Two variables are correlated when they move together: as one rises, the other tends to rise (a positive correlation) or fall (a negative correlation). A correlation on its own never shows that one variable causes the other.
- Pick a scenario in the title bar. Each dot is one case (a day, a child, a fire).
- Predict first: does one variable cause the other? Then reveal the hidden variable. The dots are recoloured by it, from low (blue) to high (red), and you can see it drives both.

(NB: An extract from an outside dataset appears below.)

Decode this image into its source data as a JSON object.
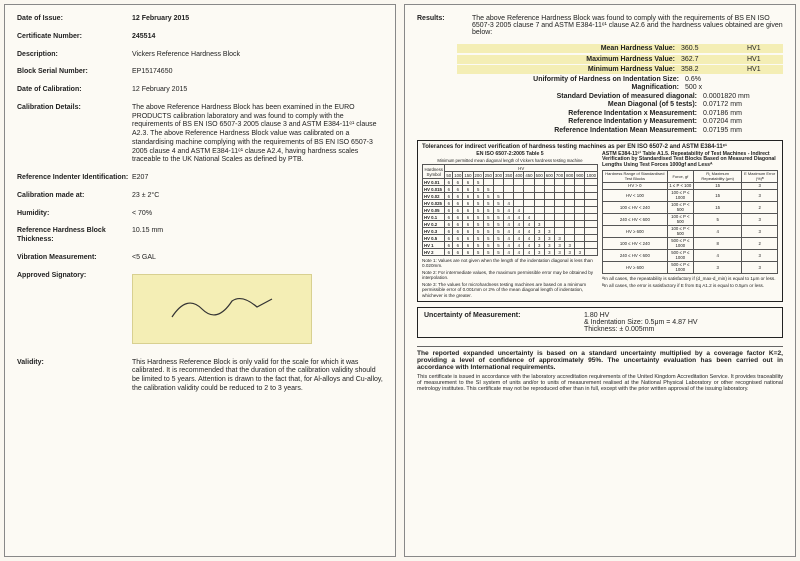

- r is the correlation coefficient, from −1 (perfect negative) through 0 (none) to +1 (perfect positive). It measures how closely the dots follow a straight line, not whether one causes the other.
Why a correlation might not be causal
- A third (confounding) variable drives both, as in every scenario here: temperature, age, how serious the fire is.
- Reverse causation: B might cause A, not A cause B.
- Chance: with enough variables, some will correlate by coincidence.
To show causation, researchers use an experiment: they change the independent variable themselves, keep other variables the same (or assign participants at random), and measure the effect on the dependent variable.
Common exam mistakes: writing "proves" for a correlation; forgetting that a correlation can be negative; and saying a correlational study can't be useful, when it can show that variables are related and suggest what to test in an experiment.
Objective: explain the difference between correlation and causation, and how a third variable can produce a correlation (for example, IB Psychology research methods; Cambridge International AS Level Psychology 9990, research methods; IB Theory of Knowledge, knowledge and evidence in the human sciences).